In an exclusive interview with Rolling Stone published on Saturday night, recently recaptured kingpin Joaquín "El Chapo" Guzmán described to American actor Sean Penn his worldview and, in a video interview, defended his role in the international drug trade.
"... From the age of 15 and on, where I'm from ... In that area, and up until today, there are no job opportunities," Guzmán said in a clip of the interview posted with the story.
A video clip of what Penn describes as "the first interview El Chapo had ever granted outside an interrogation room," can be seen below, with a visibly relaxed Guzmán sitting near a pickup truck on a ranch, responding to questions calmly, as roosters crow in the background.
Guzmán, believed to be about 60 years old, was born in the town of La Tuna, in the Badiraguato municipality of northwest Mexico's Sinaloa state.
His hometown is the heart of a region know as the Golden Triangle for its extensive cultivation of marijuana and opium, and that has long been a stronghold of the Sinaloa cartel, which, under Guzmán's leadership, has grown to be arguably the most powerful drug-trafficking organization on the planet.
"Well, it's a reality, that drugs destroy. Unfortunately, as I said, where I grew up there was no other way and there still isn't … a way to survive," Guzmán replied when the interviewer asks him about the affect drug use has on humanity.
Reuters
Joaquin "El Chapo" Guzman is escorted by soldiers during a presentation at the hangar belonging to the office of the Attorney General in Mexico City, Mexico, January 8, 2016.
Guzmán added that, as he sees it, there is no other way to make a living in the Mexican economy.

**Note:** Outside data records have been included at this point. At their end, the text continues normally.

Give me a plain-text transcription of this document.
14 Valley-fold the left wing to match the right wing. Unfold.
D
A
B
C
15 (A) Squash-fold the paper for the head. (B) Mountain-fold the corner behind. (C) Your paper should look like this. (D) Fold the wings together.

This viewpoint likely resonates with many of his countrymen, since, despite their country ascending to the status of second-largest economy in Latin America, many in Mexico subsist on wages so law that they violate standards set out in the constitution, according to one economist.
Guzmán also disputed the suggestion that he and his cartel are to blame for high rates of drug use and addition, arguing that, should he disappear from the scene, "it's not going to decrease in any way."

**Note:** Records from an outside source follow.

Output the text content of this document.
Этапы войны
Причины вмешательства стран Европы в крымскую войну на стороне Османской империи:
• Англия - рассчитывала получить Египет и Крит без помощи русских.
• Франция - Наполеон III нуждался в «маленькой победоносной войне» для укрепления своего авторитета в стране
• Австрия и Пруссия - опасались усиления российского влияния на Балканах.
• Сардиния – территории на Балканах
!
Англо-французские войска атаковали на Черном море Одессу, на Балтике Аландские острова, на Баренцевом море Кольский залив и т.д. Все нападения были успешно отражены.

Guzmán's Sinaloa cartel is far from the only organization supplying narcotics to the lucrative US market. But, if DEA maps released in late 2015 are accurate, his cartel has a market share that far exceeds any other organization bringing drugs into the US.
Orange shading shows areas of Sinaloa cartel influence, with darker shading indicating greater population density.

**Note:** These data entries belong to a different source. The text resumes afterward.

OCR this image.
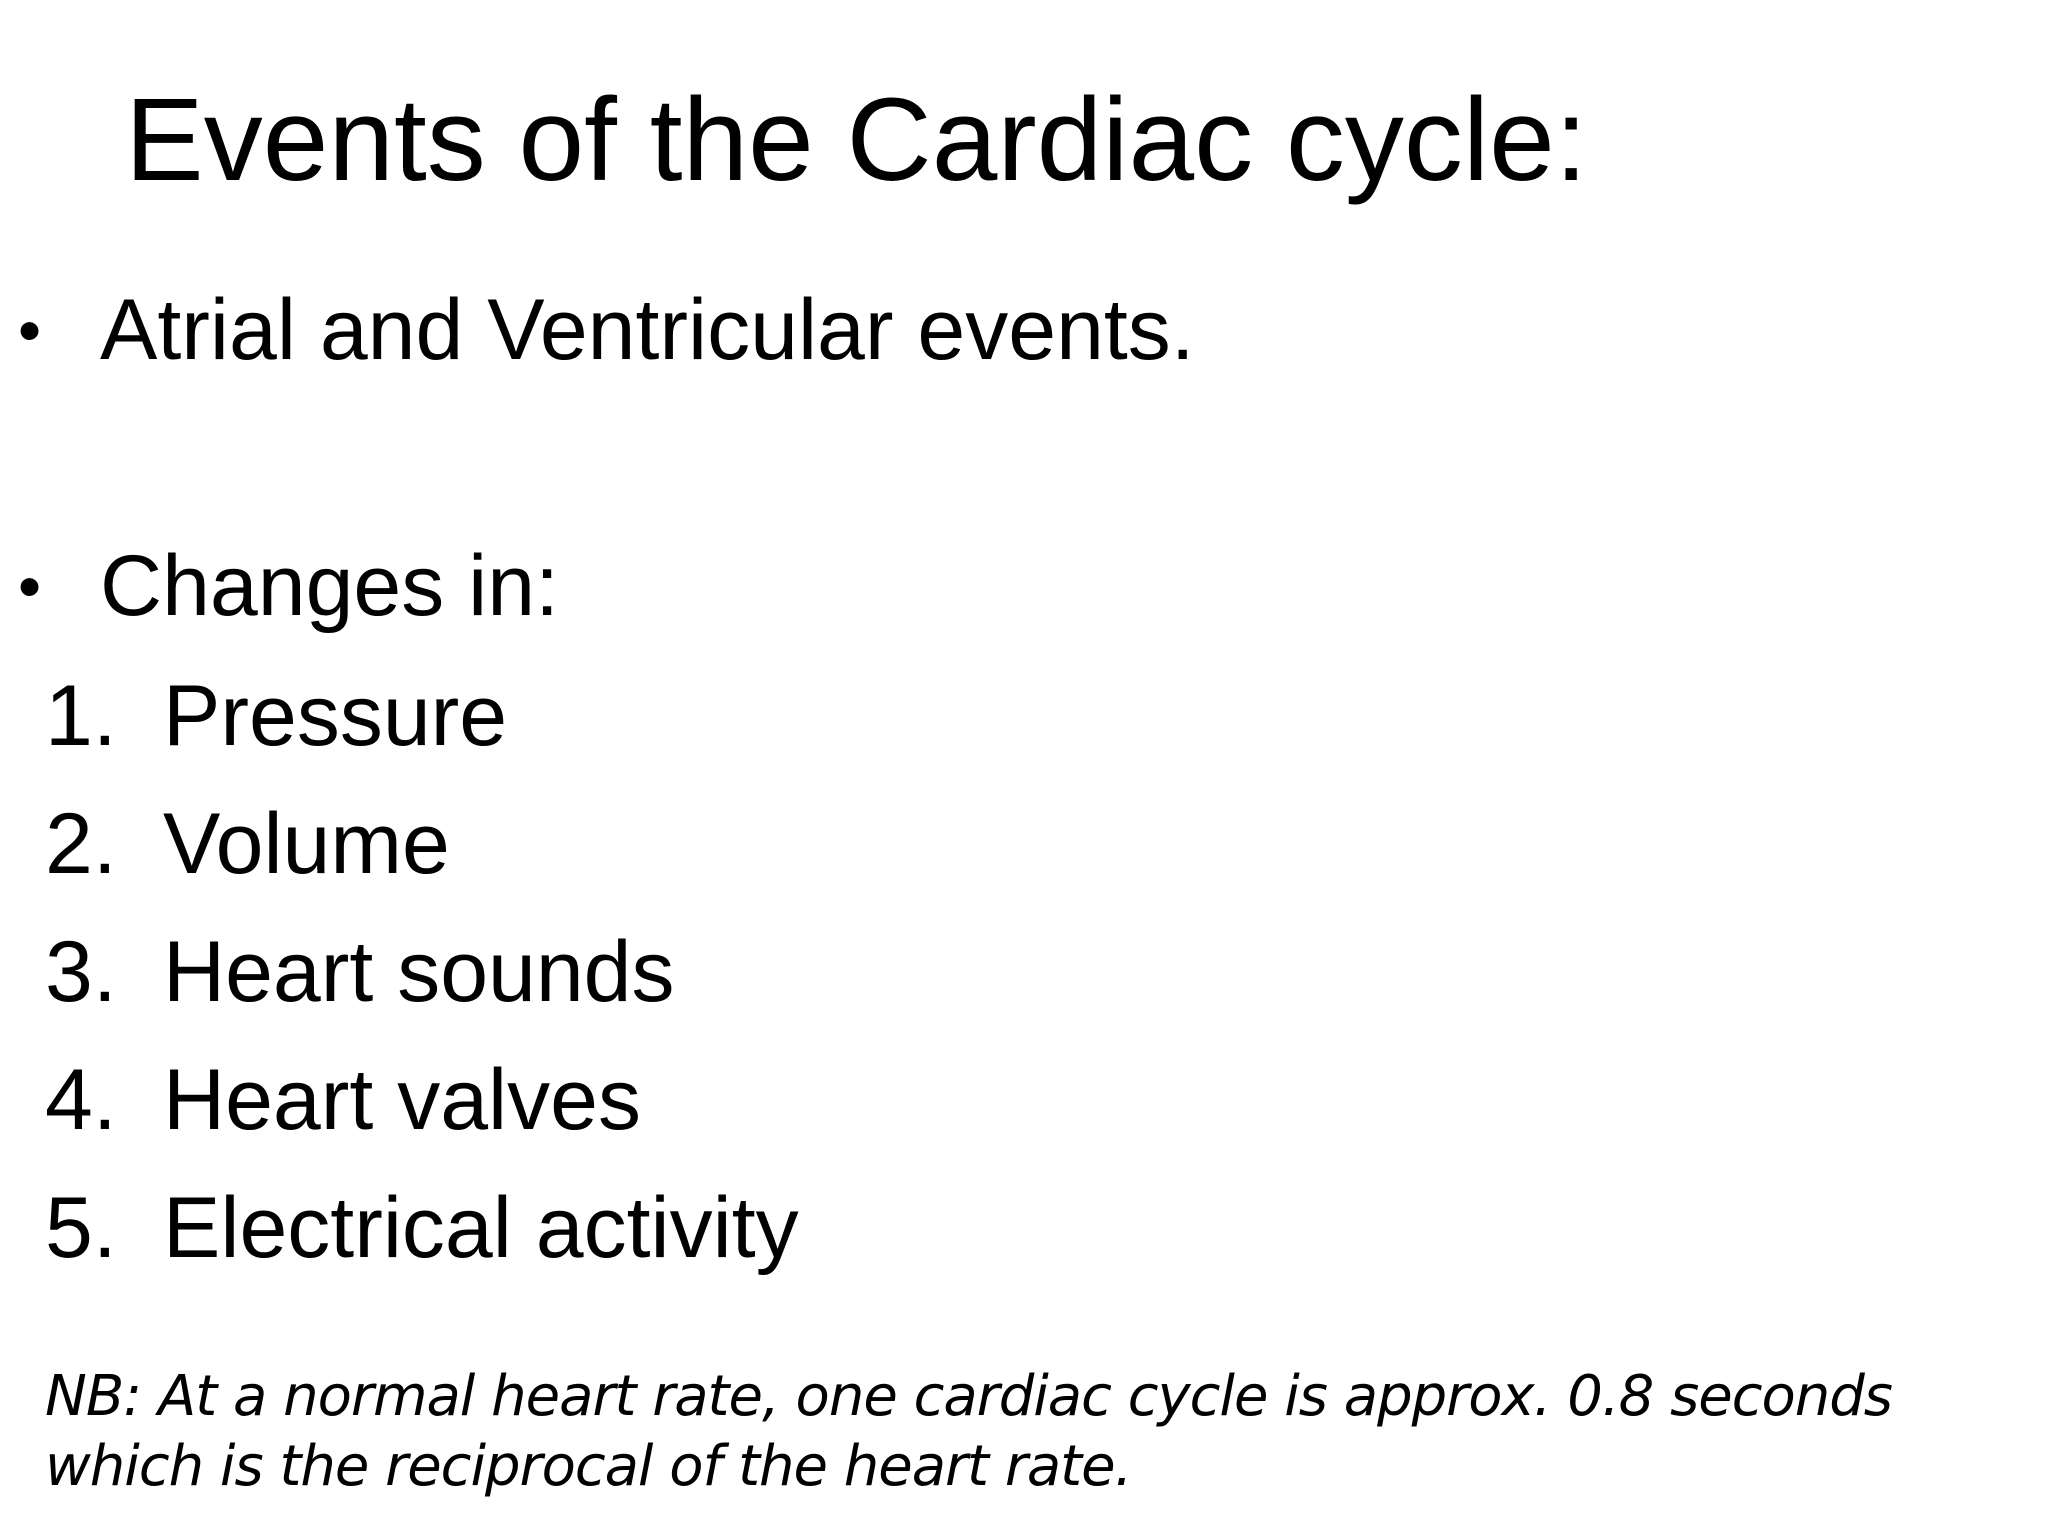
Events of the Cardiac cycle:
• Atrial and Ventricular events.
• Changes in:
1. Pressure
2. Volume
3. Heart sounds
4. Heart valves
5. Electrical activity
NB: At a normal heart rate, one cardiac cycle is approx. 0.8 seconds which is the reciprocal of the heart rate.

Guzmán's interview with Penn and Mexican actress Kate del Castillo was reportedly conducted in person in October, with follow-ups by phone and messenger over the following weeks.
Guzmán made it through the end of the year as a free man, but was apprehended on January 8 in the northwest corner of Sinaloa state, after a shootout between Mexican marines and several of his associates.
In the wake of his July escape, some observers doubted that Guzmán would survive his next encounter with Mexican authorities, suggesting that political considerations and Guzmán's own sense of self-preservation (that is, his desire to avoid a US jail) would prevent him from being captured alive.
For Guzmán, the matter was much more simple: "I think that if they find me, they'll arrest me of course."